The parking lot ranging from CVS to Marshalls — a several-block stretch — is one of the more chaotic parking configurations ever designed. Pedestrians and cars compete for the right of way and the lot’s main exit is prone to traffic backups that are not alleviated by a properly-timed traffic signal. 

The Boston Metropolitan Planning Organization studied Vinnin Square/Route 1A traffic flow for five years and released their findings in 2017. The study revealed a stark fact: Vinnin Square’s traffic patterns were inadequate years ago to meet business and residential growth around the square.

The study’s conclusion should be no surprise to drivers who frequent Vinnin Square: Paradise Road and side roads fill up with traffic and make it hard to get in and out of the square and around it. 

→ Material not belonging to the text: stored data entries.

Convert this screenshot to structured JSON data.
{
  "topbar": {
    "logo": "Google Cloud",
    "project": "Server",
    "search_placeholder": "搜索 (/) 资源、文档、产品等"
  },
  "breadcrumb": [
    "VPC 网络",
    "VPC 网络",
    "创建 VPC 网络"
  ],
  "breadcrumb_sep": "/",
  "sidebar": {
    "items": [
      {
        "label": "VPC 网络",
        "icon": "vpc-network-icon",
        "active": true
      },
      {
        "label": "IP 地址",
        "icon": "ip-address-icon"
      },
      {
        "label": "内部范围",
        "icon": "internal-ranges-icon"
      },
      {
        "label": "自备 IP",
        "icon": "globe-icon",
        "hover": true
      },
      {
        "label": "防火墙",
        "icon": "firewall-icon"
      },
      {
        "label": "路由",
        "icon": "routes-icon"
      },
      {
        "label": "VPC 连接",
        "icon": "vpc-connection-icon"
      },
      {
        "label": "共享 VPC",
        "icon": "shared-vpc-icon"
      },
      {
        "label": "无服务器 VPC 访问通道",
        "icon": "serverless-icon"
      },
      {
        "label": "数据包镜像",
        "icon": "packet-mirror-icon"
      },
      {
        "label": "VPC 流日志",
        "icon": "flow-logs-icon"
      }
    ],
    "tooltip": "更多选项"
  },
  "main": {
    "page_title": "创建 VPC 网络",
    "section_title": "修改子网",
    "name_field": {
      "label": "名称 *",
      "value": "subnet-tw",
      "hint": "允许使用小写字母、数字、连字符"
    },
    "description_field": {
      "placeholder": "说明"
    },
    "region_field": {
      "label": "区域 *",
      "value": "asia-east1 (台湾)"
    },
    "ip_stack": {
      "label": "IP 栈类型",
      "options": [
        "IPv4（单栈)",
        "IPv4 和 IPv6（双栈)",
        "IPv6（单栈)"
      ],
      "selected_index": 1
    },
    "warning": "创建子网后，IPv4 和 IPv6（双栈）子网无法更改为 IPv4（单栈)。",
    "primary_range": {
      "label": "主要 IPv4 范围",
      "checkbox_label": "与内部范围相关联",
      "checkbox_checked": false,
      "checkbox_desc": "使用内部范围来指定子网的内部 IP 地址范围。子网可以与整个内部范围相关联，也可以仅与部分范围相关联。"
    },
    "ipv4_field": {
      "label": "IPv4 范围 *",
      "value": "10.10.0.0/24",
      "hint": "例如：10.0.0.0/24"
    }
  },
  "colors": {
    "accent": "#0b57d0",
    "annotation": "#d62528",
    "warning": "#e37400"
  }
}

“Paradise Road is way overdue for improvements,” said Swampscott Police Chief Ronald Madigan. He said the $2 million to be spent on traffic improvements will focus on pedestrian safety and easy pedestrian access to different locations in the square. 

Making pedestrians the priority highlights Vinnin Square’s biggest challenge. You can take a bus to Vinnin Square but it is a driving destination with the sprawling parking lots to prove it. The square’s stores are arranged in long blocks which means drivers are determined, especially in bad weather, to find a parking spot as close to their destination as they can.

If Vinnin Square is truly going to undergo pedestrian-focused traffic improvement, then changes to the traffic layout should include a careful look at making the parking lots flanking the square more pedestrian-friendly.